Le développement d'Internet et des technologies numériques a reconfiguré l'équilibre entre protection des créateurs et accès aux œuvres.

La directive européenne 2019/790 sur le droit d'auteur dans le marché unique numérique a introduit :

  • Des exceptions pour la fouille de textes et de données (text and data mining, TDM) à des fins de recherche.
  • Une responsabilité renforcée des grandes plateformes de partage de contenu (article 17, ex-article 13 de la directive 2001/29/CE).
  • Un nouveau droit voisin pour les éditeurs de presse en ligne (article 15), dont la mise en œuvre en France a conduit à des accords entre Google et plusieurs groupes de presse entre 2021 et 2022.

La transposition française est intervenue par l'ordonnance n° 2021-1518 du 24 novembre 2021.

L'Intelligence artificielle soulève des questions inédites : attribution de la paternité sur une œuvre générée par IA, brevetabilité d'une invention conçue algorithmiquement, utilisation de corpus protégés pour l'entraînement de modèles. En 2024, ni le droit français ni la jurisprudence américaine ne reconnaissent de personnalité juridique aux systèmes d'IA ; seule une personne physique ou morale peut détenir des droits de propriété intellectuelle. La conformité au RGPD interfère avec la propriété littéraire et artistique lorsque des données personnelles sont incluses dans les corpus d'entraînement de modèles génératifs.

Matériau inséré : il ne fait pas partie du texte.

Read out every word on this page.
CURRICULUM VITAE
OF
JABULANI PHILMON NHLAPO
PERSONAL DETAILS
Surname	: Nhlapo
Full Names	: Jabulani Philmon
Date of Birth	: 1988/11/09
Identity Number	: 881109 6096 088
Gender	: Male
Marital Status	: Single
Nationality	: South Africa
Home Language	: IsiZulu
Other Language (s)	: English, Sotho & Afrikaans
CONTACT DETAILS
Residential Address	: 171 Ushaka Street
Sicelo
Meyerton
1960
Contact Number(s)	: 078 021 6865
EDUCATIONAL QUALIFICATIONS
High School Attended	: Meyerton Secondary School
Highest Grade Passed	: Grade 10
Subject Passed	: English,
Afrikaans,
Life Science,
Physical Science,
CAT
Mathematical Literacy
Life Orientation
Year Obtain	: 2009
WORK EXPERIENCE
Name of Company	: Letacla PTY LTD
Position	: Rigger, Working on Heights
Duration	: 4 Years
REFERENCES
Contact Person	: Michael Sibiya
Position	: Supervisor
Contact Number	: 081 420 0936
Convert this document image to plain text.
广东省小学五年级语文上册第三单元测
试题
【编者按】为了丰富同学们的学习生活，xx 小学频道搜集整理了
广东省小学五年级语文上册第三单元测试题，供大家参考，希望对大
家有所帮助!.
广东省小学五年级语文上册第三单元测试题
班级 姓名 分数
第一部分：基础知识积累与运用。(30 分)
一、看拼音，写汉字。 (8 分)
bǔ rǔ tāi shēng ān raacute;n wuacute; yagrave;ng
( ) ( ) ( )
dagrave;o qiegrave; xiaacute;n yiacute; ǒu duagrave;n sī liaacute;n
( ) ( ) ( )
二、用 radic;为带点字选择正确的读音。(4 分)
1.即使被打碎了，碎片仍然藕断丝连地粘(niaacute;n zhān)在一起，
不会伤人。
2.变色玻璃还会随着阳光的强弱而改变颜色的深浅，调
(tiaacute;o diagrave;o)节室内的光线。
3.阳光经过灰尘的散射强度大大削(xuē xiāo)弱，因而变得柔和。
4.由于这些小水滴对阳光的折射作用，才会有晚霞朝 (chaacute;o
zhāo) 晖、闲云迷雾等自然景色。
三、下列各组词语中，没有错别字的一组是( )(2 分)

La contrefaçon en ligne — téléchargement illégal, streaming non autorisé, vente de logiciels piratés — représente selon l'EUIPO une perte économique estimée à 17 Md€ par an pour l'Union européenne.

Formation et accès aux métiers

La propriété intellectuelle constitue un domaine de spécialisation accessible après des études juridiques ou d'ingénierie.

Parcours de formation

  • Master droit de la propriété intellectuelle (M2 PI) : proposé dans de nombreuses universités françaises dont Paris I Panthéon-Sorbonne, Paris II Assas, l'Université de Strasbourg, Bordeaux et Lyon.
  • Diplôme de conseil en propriété industrielle : formation professionnelle réglementée en deux ans, accessible après un master en droit ou en ingénierie.
  • Certificats CEIPI (Centre d'études internationales de la propriété intellectuelle, Université de Strasbourg) : modules de formation continue reconnus par l'OEB et l'INPI pour les candidats à l'examen européen de qualification.
  • Formations continues proposées par l'INPI, la SACEM et les barreaux spécialisés.

Principales fonctions

  • Conseil en propriété industrielle : mandataire agréé devant l'INPI et l'OEB, rédige les revendications de brevets et gère les portefeuilles de titres.
  • Avocat spécialisé PI : contentieux judiciaire devant les juridictions civiles, conseil stratégique, négociation de licences.
  • Juriste PI en entreprise : gestion du portefeuille de marques et brevets, rédaction de contrats commerciaux de licence ou de cession, surveillance de la contrefaçon.
  • Ingénieur brevet : profil mixte technique et juridique, veille technologique et rédaction de revendications en lien avec les équipes R&D.

Selon une enquête de l'OMPI publiée en 2022, le secteur emploie plus de 200 000 professionnels spécialisés dans le monde, avec une croissance annuelle soutenue dans les pays d'Asie-Pacifique.

Enjeux économiques

Selon l'OCDE, les secteurs intensifs en droits de propriété intellectuelle représentaient 38 % du PIB de l'Union européenne et 60 % de ses exportations totales en 2019. Le marché mondial des licences de propriété intellectuelle était estimé à 400 Md$ en 2021.

La valorisation économique des actifs PI prend plusieurs formes :

  • Licence : concession temporaire d'un droit d'exploitation, exclusive ou non exclusive, en échange d'une redevance.
  • Cession : transfert définitif du titre PI à un tiers.
  • Apport en société : mise à disposition d'un actif PI comme apport au capital, dans le cadre du Droit des sociétés.
  • Nantissement : constitution d'une sûreté sur un titre PI en garantie d'un financement bancaire.

La contrefaçon demeure la principale menace économique pour les titulaires : les services douaniers de l'Union européenne ont saisi 66 millions d'articles contrefaisants en 2022, pour une valeur estimée à 2,06 Md€.